Os Artistas

Ricardo Herz e Camerata Romeu

O som da cumplicidade

A primeira vez que Ricardo Herz ouviu a Camerata Romeu foi em 2016. Tocavam com Egberto Gismonti. Era muita precisão, ginga, alegria de tocar, técnica, trabalho... amor pela música. Nesse dia nasceu seu sonho de um dia fazer música com essa orquestra incrível. Acercou-se das “meninas”, deu CDs, manteve contato. Dois anos depois a Camerata voltou ao Brasil e Ricardo entregou os primeiros arranjos à Maestrina Zenaida Romeu, estreitou laços pessoais e artísticos com as meninas e decidiu ir a Cuba levando todos os arranjos de um projeto de sonhos.

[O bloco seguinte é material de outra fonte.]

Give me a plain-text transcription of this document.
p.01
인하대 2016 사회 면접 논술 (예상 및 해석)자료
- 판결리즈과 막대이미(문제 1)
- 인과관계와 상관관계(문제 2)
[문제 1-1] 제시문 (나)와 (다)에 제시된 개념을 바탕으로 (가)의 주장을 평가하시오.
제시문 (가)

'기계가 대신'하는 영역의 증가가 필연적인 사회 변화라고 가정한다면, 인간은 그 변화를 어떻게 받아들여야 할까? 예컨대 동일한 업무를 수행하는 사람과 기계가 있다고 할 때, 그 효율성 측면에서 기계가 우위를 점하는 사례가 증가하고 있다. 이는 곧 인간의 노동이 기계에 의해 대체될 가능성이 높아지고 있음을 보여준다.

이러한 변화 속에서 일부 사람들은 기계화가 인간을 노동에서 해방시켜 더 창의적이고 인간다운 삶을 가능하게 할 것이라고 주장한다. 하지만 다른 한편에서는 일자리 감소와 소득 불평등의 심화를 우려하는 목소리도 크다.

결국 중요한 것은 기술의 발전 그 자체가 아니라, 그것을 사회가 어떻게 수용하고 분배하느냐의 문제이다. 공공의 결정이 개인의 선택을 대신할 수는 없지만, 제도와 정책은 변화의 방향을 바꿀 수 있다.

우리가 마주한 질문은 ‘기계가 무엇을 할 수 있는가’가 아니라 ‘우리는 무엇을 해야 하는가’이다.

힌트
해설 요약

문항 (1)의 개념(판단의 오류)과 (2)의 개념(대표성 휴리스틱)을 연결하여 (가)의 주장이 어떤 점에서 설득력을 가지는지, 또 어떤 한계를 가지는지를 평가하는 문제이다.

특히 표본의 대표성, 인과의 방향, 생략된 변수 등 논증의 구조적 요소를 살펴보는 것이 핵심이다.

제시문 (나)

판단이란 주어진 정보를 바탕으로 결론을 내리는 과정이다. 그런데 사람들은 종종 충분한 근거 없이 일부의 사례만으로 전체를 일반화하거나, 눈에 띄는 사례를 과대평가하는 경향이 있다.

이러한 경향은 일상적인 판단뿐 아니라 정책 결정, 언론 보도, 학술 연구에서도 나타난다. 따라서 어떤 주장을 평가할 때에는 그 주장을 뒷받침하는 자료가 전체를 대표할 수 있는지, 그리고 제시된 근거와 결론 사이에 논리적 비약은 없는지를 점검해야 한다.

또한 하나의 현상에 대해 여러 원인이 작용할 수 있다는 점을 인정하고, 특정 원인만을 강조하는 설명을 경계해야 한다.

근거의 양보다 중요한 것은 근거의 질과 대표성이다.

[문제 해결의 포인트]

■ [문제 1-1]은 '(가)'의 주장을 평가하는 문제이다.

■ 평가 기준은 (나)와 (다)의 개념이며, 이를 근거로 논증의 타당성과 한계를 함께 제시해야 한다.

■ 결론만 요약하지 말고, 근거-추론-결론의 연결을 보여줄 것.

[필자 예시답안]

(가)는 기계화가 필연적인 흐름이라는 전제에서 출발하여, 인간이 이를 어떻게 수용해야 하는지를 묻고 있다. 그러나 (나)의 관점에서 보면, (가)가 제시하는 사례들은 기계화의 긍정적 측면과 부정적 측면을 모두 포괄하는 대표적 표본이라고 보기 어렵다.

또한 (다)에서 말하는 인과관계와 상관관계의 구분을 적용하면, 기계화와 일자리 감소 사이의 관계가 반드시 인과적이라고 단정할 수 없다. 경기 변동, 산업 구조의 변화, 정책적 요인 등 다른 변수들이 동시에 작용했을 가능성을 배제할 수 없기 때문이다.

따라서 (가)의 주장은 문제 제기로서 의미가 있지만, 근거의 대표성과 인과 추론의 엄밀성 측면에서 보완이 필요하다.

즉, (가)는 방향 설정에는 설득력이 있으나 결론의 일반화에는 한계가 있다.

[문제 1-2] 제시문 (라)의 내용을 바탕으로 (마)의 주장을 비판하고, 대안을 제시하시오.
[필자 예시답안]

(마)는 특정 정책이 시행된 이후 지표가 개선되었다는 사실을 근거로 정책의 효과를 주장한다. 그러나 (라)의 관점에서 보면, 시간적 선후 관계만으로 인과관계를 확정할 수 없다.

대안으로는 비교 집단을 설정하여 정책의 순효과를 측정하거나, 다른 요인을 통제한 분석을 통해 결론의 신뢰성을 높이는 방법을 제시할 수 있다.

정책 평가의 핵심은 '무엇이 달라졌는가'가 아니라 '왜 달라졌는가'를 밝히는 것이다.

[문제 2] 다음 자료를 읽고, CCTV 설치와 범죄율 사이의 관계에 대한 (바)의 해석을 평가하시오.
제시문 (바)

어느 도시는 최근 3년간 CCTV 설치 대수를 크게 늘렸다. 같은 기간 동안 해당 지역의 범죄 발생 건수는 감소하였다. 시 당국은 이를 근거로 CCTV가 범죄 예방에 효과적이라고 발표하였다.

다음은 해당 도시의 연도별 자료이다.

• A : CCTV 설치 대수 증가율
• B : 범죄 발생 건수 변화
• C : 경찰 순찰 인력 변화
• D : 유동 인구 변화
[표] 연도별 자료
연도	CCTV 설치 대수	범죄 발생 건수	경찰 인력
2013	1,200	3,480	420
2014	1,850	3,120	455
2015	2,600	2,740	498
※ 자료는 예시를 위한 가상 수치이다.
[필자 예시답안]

Criada em 1993 e dirigida por Zenaida Romeu, a Camerata Romeu, orquestra de cordas é integrada apenas por mulheres. Projetada de maneira original, dedica-se ao reconhecimento e promoção de  música cubana e latinoamericana, com uma nova imagem cênica, tanto pelo repertorio como  o vestuário das musicistas, assim como pela exigência de tocar o repertorio de memória,  Ricardo Herz, violinista, compositor, arranjador tem uma sólida formação musical, do erudito ao jazz. Apoiado nas técnicas aprendidas criou uma maneira muito própria de tocar o violino, com muito ritmo, swing, personalidade. O público vai escutar uma música clara, cheia de energia, nova, fresca, intensa ritmicamente, bem concebida, com o sabor próprio da música brasileira e executada por um grupo de artistas profundamente comprometido e cumplice na música que toca.

Um encontro memorável A Camerata Romeu é uma orquestra de cordas cubana, internacionalmente renomada, composta exclusivamente de mulheres, e dirigida pela maestrina Zenaida Romeu. Ricardo Herz, violinista compositor e arranjador brasileiro que desenvolve há mais de 20 anos um estilo totalmente brasileiro de tocar o violino, é hoje um dos expoentes da música instrumental brasileira. Nesta turnê Ricardo e a Camerata lançam o álbum Ricardo Herz e Camerata Romeu| Nova Música Brasileira Para Cordas que foi gravado em Havana, em Julho de 2018. No repertório dos concertos estarão composições de Ricardo Herz, arranjadas especialmente por ele para orquestra de cordas e violino solo. Arranjos que utilizam como base os rítmos brasileiros, tais como o baião, o chamamé, a toada, o choro, misturados com as noções de improvisação e os conceitos de suíngue e groove, que provém da música popular.